Examinei com cuidado sua garganta, ouvidos e nariz. Deixei o termômetro calculando sua febre e, já puto da vida, virei-me para falar com Matt. “Deve ser apenas amigdalite. Sua garganta está bem inflamada, então faz sentido nossa Sam aqui não ter consegui comer nada nos últimos dias.”

Por algum motivo infeliz, lembrei-me daquela conversa desgastante que tive com Linda durante o almoço, poucas semanas antes dela partir. Ninguém vai morrer de amigdalite só porque você ficou uns dias fora.

“Onde vai almoçar hoje?” ele perguntou, parecendo ter ignorado meu diagnóstico e todas as instruções que dei logo em seguida. Pisquei algumas vezes incrédulo, antes de realmente entender o que ele queria dizer.

“Vou fazer a receita do antibiótico. Ela pode continuar tomando o antitérmico também, como vou deixar escrito aqui na receita, já que teve a falta de educação de ignorar tudo o que eu falei” respondi ríspido, voltando a sentar atrás da mesa. Passei a digitar os medicamentos, detalhe por detalhe. Pais que não sabiam nada sobre os filhos e não faziam o mínimo de esforço para entender a doença da criança certamente eram os piores. Conseguiam me tirar do sério com pouco.

Bati o carimbo com força nas duas cópias do papel, e arrastei pela mesa de vidro até ficarem em sua frente. Ele agradeceu, dobrou os papéis em quatro sequências e colocou no bolso do blazer escuro. “Ainda não me respondeu sobre seu almoço”

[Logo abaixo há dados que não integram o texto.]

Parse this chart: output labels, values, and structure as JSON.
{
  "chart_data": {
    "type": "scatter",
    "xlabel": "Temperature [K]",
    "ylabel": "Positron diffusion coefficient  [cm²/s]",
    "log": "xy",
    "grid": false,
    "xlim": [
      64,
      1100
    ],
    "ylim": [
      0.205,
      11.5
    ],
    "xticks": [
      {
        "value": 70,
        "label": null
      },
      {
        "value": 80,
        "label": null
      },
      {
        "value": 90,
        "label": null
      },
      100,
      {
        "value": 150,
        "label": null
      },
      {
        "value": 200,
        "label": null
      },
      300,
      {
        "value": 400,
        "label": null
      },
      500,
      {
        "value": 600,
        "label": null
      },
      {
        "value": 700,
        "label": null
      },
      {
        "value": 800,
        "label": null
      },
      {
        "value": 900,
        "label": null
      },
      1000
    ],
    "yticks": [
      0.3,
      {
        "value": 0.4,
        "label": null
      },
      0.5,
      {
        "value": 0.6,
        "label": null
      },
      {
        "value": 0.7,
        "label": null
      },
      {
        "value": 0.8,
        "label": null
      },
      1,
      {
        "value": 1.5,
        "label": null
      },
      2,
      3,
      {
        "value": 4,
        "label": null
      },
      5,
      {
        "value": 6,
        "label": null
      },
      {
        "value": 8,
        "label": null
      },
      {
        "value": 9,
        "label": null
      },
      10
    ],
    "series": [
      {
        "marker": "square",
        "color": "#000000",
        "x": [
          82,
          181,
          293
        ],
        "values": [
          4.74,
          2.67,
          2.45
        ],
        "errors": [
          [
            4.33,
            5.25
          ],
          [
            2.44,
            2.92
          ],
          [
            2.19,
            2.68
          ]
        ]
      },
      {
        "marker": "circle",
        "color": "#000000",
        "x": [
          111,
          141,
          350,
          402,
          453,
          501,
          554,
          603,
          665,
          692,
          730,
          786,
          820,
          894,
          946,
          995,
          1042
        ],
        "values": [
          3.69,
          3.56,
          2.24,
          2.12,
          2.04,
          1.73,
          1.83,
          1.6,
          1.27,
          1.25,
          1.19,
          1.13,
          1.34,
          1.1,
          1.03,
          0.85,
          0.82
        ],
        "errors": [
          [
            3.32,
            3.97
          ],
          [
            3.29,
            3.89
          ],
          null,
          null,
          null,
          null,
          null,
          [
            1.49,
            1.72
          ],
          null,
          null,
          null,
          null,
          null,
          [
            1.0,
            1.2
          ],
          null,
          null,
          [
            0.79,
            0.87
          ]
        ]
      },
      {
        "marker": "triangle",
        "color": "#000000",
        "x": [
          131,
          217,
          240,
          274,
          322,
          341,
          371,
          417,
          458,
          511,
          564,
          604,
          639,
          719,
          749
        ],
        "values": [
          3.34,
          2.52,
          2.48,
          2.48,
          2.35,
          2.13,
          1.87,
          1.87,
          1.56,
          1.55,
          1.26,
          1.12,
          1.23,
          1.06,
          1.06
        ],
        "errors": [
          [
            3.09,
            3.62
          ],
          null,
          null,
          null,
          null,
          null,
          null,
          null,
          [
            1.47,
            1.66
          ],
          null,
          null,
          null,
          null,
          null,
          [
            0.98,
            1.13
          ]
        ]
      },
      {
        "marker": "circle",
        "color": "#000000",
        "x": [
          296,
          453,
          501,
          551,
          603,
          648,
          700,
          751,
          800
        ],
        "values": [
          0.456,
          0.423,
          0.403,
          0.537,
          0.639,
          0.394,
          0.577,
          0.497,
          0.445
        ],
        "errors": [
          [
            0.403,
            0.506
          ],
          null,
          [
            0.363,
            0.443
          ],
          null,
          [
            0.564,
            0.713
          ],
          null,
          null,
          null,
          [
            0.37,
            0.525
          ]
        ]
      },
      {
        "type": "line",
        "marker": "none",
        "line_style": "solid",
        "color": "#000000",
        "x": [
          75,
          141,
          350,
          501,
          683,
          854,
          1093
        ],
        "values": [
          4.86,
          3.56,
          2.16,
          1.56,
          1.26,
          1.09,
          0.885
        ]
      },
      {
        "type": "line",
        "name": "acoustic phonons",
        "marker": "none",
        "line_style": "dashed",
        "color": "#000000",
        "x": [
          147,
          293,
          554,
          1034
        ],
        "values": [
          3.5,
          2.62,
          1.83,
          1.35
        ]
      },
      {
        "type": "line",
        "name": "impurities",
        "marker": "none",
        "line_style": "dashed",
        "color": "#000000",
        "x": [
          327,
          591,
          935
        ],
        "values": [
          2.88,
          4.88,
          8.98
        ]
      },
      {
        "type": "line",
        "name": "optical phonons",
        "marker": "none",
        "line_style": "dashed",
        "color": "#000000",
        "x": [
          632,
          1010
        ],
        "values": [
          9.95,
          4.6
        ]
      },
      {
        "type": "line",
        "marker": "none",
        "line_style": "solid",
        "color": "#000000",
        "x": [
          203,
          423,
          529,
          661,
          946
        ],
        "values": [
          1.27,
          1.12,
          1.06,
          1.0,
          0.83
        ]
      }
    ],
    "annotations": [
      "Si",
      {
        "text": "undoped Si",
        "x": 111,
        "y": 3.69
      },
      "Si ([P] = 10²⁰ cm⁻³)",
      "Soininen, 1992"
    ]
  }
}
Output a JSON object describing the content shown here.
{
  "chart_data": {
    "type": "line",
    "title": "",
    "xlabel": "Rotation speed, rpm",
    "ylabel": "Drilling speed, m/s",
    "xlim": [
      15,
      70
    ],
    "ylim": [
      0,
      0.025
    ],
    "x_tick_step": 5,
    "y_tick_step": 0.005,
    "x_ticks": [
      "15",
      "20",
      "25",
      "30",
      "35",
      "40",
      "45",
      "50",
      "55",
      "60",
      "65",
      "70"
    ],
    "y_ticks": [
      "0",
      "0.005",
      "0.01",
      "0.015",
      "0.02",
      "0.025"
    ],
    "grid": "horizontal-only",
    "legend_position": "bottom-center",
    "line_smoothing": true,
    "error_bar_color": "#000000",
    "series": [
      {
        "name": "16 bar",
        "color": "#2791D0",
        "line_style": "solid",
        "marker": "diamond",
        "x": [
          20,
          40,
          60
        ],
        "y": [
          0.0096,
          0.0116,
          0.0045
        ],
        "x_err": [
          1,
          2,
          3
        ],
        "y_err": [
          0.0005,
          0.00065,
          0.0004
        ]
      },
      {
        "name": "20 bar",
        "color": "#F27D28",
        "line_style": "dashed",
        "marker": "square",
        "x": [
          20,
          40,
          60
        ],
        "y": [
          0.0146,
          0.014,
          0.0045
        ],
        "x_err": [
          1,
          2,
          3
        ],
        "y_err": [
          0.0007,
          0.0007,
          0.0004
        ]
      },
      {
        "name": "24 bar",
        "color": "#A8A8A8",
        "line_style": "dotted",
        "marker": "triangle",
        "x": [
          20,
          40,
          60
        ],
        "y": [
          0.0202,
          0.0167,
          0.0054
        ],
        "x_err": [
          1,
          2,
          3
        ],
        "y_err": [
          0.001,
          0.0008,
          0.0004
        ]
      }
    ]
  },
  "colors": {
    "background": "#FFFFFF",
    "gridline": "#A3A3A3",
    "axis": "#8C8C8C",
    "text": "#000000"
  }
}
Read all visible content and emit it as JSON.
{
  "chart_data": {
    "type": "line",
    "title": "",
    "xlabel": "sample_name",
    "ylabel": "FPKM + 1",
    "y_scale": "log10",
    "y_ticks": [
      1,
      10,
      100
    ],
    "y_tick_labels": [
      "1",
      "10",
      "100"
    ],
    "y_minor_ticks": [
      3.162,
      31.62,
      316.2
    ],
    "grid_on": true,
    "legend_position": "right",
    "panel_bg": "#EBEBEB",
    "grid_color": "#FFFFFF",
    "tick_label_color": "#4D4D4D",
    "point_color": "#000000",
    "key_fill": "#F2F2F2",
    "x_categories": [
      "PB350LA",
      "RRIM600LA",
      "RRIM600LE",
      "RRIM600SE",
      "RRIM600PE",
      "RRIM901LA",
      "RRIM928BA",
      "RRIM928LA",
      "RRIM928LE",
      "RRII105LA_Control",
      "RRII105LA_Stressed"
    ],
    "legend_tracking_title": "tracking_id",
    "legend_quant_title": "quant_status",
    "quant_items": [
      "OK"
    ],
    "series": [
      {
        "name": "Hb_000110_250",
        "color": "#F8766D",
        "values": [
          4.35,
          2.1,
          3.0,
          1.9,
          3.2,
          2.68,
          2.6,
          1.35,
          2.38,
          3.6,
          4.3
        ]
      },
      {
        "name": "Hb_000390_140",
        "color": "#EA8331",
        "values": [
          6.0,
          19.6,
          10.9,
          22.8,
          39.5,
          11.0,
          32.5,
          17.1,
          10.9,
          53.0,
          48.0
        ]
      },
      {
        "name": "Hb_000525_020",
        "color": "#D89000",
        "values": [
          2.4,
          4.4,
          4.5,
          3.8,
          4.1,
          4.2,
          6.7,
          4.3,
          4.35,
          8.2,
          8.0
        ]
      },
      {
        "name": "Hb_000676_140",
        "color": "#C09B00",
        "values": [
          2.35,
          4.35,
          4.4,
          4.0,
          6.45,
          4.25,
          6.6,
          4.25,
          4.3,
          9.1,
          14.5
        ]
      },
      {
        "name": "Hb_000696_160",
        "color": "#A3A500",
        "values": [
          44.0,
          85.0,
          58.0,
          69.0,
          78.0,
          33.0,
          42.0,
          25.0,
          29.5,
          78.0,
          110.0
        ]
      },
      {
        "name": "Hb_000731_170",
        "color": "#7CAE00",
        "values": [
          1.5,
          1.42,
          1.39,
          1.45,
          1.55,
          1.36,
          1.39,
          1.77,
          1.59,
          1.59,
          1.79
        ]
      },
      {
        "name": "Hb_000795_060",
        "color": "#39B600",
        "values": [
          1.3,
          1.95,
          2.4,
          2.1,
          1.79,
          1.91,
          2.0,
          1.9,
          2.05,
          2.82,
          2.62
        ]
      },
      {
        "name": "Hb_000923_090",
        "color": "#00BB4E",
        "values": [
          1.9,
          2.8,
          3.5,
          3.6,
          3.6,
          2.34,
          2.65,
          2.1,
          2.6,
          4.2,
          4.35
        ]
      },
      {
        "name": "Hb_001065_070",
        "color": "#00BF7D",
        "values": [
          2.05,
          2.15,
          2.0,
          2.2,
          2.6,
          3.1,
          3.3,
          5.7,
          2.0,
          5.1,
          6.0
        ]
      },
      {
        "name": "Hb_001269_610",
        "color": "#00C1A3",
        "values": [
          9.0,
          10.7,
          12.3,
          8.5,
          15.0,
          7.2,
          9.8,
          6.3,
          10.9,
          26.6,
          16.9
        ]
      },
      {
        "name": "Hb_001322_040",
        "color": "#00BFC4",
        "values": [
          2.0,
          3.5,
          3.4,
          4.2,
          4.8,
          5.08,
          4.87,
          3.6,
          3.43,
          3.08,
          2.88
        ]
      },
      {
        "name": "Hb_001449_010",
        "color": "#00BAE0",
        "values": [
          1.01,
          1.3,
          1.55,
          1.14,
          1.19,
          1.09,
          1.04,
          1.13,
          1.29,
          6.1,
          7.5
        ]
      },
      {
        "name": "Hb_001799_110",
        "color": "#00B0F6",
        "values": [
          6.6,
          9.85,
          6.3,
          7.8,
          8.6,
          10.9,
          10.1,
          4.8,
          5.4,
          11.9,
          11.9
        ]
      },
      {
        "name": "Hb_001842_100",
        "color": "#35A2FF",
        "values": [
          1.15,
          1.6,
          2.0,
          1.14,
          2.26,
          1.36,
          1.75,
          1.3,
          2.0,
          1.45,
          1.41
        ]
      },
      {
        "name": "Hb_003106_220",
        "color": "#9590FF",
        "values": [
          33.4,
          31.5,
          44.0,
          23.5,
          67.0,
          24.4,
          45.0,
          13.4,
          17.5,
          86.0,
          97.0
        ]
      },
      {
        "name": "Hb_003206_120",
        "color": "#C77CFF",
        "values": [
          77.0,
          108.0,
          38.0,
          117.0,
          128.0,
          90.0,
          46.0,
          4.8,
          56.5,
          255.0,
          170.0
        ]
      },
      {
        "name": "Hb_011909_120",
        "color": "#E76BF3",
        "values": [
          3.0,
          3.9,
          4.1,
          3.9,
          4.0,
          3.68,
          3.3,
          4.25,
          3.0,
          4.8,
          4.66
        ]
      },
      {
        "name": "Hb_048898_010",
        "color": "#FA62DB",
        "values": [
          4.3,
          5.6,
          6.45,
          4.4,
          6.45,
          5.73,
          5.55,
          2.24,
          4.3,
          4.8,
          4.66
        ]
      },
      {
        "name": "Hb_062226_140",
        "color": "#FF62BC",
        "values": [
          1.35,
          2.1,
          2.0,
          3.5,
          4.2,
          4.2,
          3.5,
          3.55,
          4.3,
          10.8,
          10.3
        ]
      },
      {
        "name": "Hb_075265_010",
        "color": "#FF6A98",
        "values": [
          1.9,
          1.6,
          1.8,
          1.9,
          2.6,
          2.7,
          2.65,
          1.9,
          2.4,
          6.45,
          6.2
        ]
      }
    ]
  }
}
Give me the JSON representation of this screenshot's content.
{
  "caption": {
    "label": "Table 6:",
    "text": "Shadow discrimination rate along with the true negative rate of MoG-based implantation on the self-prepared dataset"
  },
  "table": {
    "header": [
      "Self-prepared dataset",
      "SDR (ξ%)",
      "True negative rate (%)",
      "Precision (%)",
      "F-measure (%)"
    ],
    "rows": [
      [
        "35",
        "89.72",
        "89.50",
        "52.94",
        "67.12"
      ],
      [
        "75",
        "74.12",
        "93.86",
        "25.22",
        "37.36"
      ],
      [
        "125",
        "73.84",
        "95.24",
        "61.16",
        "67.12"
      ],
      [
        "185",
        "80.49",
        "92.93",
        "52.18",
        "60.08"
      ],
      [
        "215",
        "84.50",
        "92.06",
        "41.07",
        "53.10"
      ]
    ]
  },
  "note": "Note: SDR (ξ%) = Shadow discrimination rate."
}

Quantos anos você tem mesmo, garoto?” perguntei, verdadeiramente cansado. Já havia acabado a consulta e sua presença no local enquanto Samantha vestia as roupas de qualquer jeito me incomodava. Levantei-me para ajudá-la a vestir o pequeno moletom, passando pelos seus braços redondos um por um.

“Vinte e seis” ele respondeu, sem dar muita importância a minha pergunta. “Conheço um ótimo italiano aqui perto”

Encarei os olhos divertidos de Matt, sem ter muita certeza que acreditava naquela idade que ele tinha me informado. Depois que Samantha já estava devidamente vestida e Matt não tinha mexido um músculo do seu lugar, coloquei a menina de volta no chão.

“Olha só, não deixa seu pai esquecer de te dar os remédios na hora, tudo bem? Se você não melhorar rapidinho, é só voltar aqui que eu te ajudo de novo” falei para a pequena, enquanto tinha minhas mãos abaixo de seus bracinhos. Olhei de novo para Matt, mais uma vez, antes de sair do meu próprio consultório. Ele era, sim, bonito o suficiente para me fazer esquecer de Linda por alguns instantes. “Está atrasando meu almoço, garoto. É só encostar a porta depois que sair.”